|Leader||President Ismail Omar Guelleh|
“I want to be a witness to others, but I don’t always know how to share my faith with them.”
Being a Christian in Djibouti means a life of restriction and persecution. People are meant to have freedom of religion, but are still ruled by sharia (Islamic) law. The state religion is Islam and anything outside of that is unacceptable. This means Christianity is treated as if it is illegal. Persecution is severe for those who leave Islam to follow Jesus. Djibouti’s population is 90% to 95% Muslim, making Christians the minority. The government tries to control churches and make sure Christianity doesn’t grow.
Owning a Bible is dangerous in Djibouti. Even a church building is a huge insult for non-believers. Church events, youth groups and speaking out against persecution are all very difficult. For those who come from a Muslim family, becoming a Christian is almost impossible to keep a secret. Communities live close together and believers are frequently monitored. If someone converts from Islam, family rights are stripped away. Some lose their inheritance and even the custody of their children. Finding a job is nearly impossible and persecution is a daily part of life.
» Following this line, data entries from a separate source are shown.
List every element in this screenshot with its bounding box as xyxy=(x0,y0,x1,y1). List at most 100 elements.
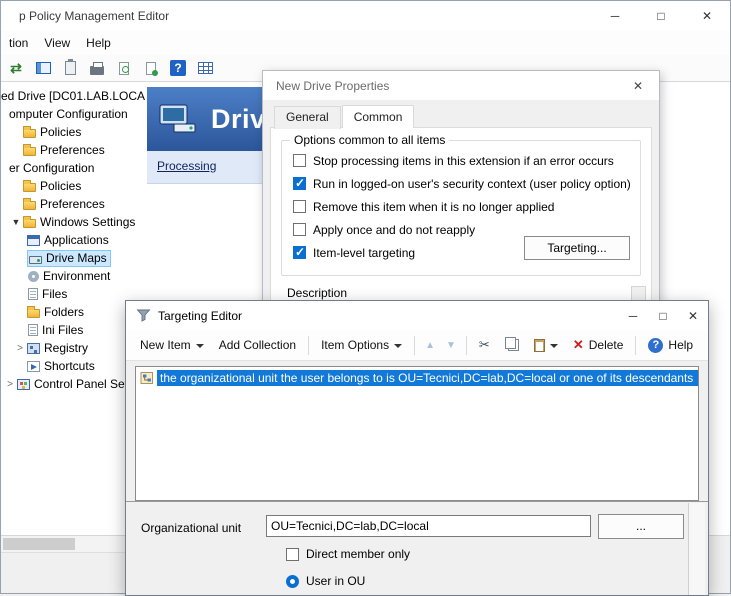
folder-icon xyxy=(23,147,36,156)
tree-item-label: Files xyxy=(42,287,67,301)
toolbar-separator xyxy=(414,336,415,355)
help-icon[interactable]: ? xyxy=(168,58,188,78)
chevron-right-icon[interactable]: > xyxy=(3,379,17,390)
close-icon[interactable]: ✕ xyxy=(617,71,659,100)
print-icon[interactable] xyxy=(87,58,107,78)
button-label: Item Options xyxy=(321,338,389,352)
folder-icon xyxy=(23,129,36,138)
registry-icon xyxy=(27,343,40,354)
organizational-unit-input[interactable] xyxy=(266,515,591,537)
back-forward-icon[interactable]: ⇄ xyxy=(6,58,26,78)
maximize-icon[interactable]: □ xyxy=(638,1,684,31)
dialog-title: New Drive Properties xyxy=(276,79,389,93)
chevron-down-icon[interactable]: ▼ xyxy=(9,217,23,227)
help-button[interactable]: ? Help xyxy=(642,335,699,356)
direct-member-only-checkbox[interactable]: Direct member only xyxy=(286,547,410,561)
move-up-icon[interactable]: ▲ xyxy=(421,338,439,353)
option-run-in-user-context[interactable]: Run in logged-on user's security context… xyxy=(282,172,640,195)
checkbox[interactable] xyxy=(286,548,299,561)
tab-common[interactable]: Common xyxy=(342,105,415,128)
paste-button[interactable] xyxy=(528,336,564,355)
refresh-doc-icon[interactable] xyxy=(114,58,134,78)
targeting-button[interactable]: Targeting... xyxy=(524,236,630,260)
radio-selected[interactable] xyxy=(286,575,299,588)
tree-item-label: Shortcuts xyxy=(44,359,95,373)
tree-item-label: omputer Configuration xyxy=(9,107,128,121)
targeting-rule-row[interactable]: the organizational unit the user belongs… xyxy=(136,369,698,387)
checkbox-checked[interactable] xyxy=(293,246,306,259)
checkbox[interactable] xyxy=(293,200,306,213)
folder-icon xyxy=(27,309,40,318)
tree-item-label: Policies xyxy=(40,125,81,139)
tree-item-drive-maps[interactable]: Drive Maps xyxy=(1,249,146,267)
rule-properties-panel: Organizational unit ... Direct member on… xyxy=(126,501,708,595)
applications-icon xyxy=(27,235,40,246)
menu-help[interactable]: Help xyxy=(78,32,119,54)
option-remove-when-no-longer-applied[interactable]: Remove this item when it is no longer ap… xyxy=(282,195,640,218)
description-label: Description xyxy=(287,286,347,300)
export-doc-icon[interactable] xyxy=(141,58,161,78)
tree-item-label: Folders xyxy=(44,305,84,319)
menu-view[interactable]: View xyxy=(36,32,78,54)
delete-button[interactable]: ✕ Delete xyxy=(567,334,630,356)
chevron-down-icon xyxy=(196,344,204,348)
move-down-icon[interactable]: ▼ xyxy=(442,338,460,353)
list-view-icon[interactable] xyxy=(195,58,215,78)
button-label: Add Collection xyxy=(219,338,296,352)
environment-icon xyxy=(28,271,39,282)
tree-item-root[interactable]: ed Drive [DC01.LAB.LOCA xyxy=(1,87,146,105)
radio-label: User in OU xyxy=(306,574,365,588)
files-icon xyxy=(28,288,38,300)
tree-item-label: Registry xyxy=(44,341,88,355)
delete-x-icon: ✕ xyxy=(573,337,584,353)
targeting-rules-list[interactable]: the organizational unit the user belongs… xyxy=(135,366,699,501)
tree-item-windows-settings[interactable]: ▼Windows Settings xyxy=(1,213,146,231)
processing-link[interactable]: Processing xyxy=(157,159,216,173)
tree-item-policies[interactable]: Policies xyxy=(1,177,146,195)
tree-item-preferences[interactable]: Preferences xyxy=(1,195,146,213)
help-icon: ? xyxy=(648,338,663,353)
minimize-icon[interactable]: ─ xyxy=(592,1,638,31)
option-stop-processing[interactable]: Stop processing items in this extension … xyxy=(282,149,640,172)
chevron-right-icon[interactable]: > xyxy=(13,343,27,354)
window-title: p Policy Management Editor xyxy=(19,9,169,23)
rule-text: the organizational unit the user belongs… xyxy=(157,370,698,386)
tree-item-environment[interactable]: Environment xyxy=(1,267,146,285)
organizational-unit-rule-icon xyxy=(140,371,154,385)
copy-icon xyxy=(508,339,519,351)
add-collection-button[interactable]: Add Collection xyxy=(213,335,302,355)
tree-item-user-configuration[interactable]: er Configuration xyxy=(1,159,146,177)
clipboard-icon[interactable] xyxy=(60,58,80,78)
close-icon[interactable]: ✕ xyxy=(684,1,730,31)
option-label: Remove this item when it is no longer ap… xyxy=(313,200,554,214)
targeting-editor-dialog: Targeting Editor ─ □ ✕ New Item Add Coll… xyxy=(125,300,709,596)
ini-files-icon xyxy=(28,324,38,336)
copy-button[interactable] xyxy=(499,336,525,354)
dialog-title: Targeting Editor xyxy=(158,309,242,323)
tab-general[interactable]: General xyxy=(274,106,341,129)
button-label: Help xyxy=(668,338,693,352)
checkbox[interactable] xyxy=(293,154,306,167)
item-options-button[interactable]: Item Options xyxy=(315,335,408,355)
tree-item-policies[interactable]: Policies xyxy=(1,123,146,141)
cut-button[interactable]: ✂ xyxy=(473,334,496,356)
tree-item-preferences[interactable]: Preferences xyxy=(1,141,146,159)
titlebar: p Policy Management Editor ─ □ ✕ xyxy=(1,1,730,31)
vertical-scrollbar[interactable] xyxy=(688,503,705,595)
menu-action[interactable]: tion xyxy=(1,32,36,54)
checkbox-checked[interactable] xyxy=(293,177,306,190)
close-icon[interactable]: ✕ xyxy=(678,301,708,330)
console-tree-icon[interactable] xyxy=(33,58,53,78)
new-item-button[interactable]: New Item xyxy=(134,335,210,355)
checkbox[interactable] xyxy=(293,223,306,236)
tree-item-computer-configuration[interactable]: omputer Configuration xyxy=(1,105,146,123)
tree-item-applications[interactable]: Applications xyxy=(1,231,146,249)
scrollbar-thumb[interactable] xyxy=(3,538,75,550)
tree-item-label: Policies xyxy=(40,179,81,193)
paste-icon xyxy=(534,339,545,352)
browse-button[interactable]: ... xyxy=(598,514,684,539)
user-in-ou-radio[interactable]: User in OU xyxy=(286,574,365,588)
minimize-icon[interactable]: ─ xyxy=(618,301,648,330)
maximize-icon[interactable]: □ xyxy=(648,301,678,330)
button-label: Delete xyxy=(589,338,624,352)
Open Doors supports partners whose main goal is to strengthen the local Church in Djibouti. The development of leaders has become a key part of reaching non-believers. Many are learning to understand the purpose of persecution and how to strengthen their faith during hard times. Local partners are also empowering families in areas of business. Persecution is expected to continue, but despite this, believers are being equipped to share their faith in Jesus.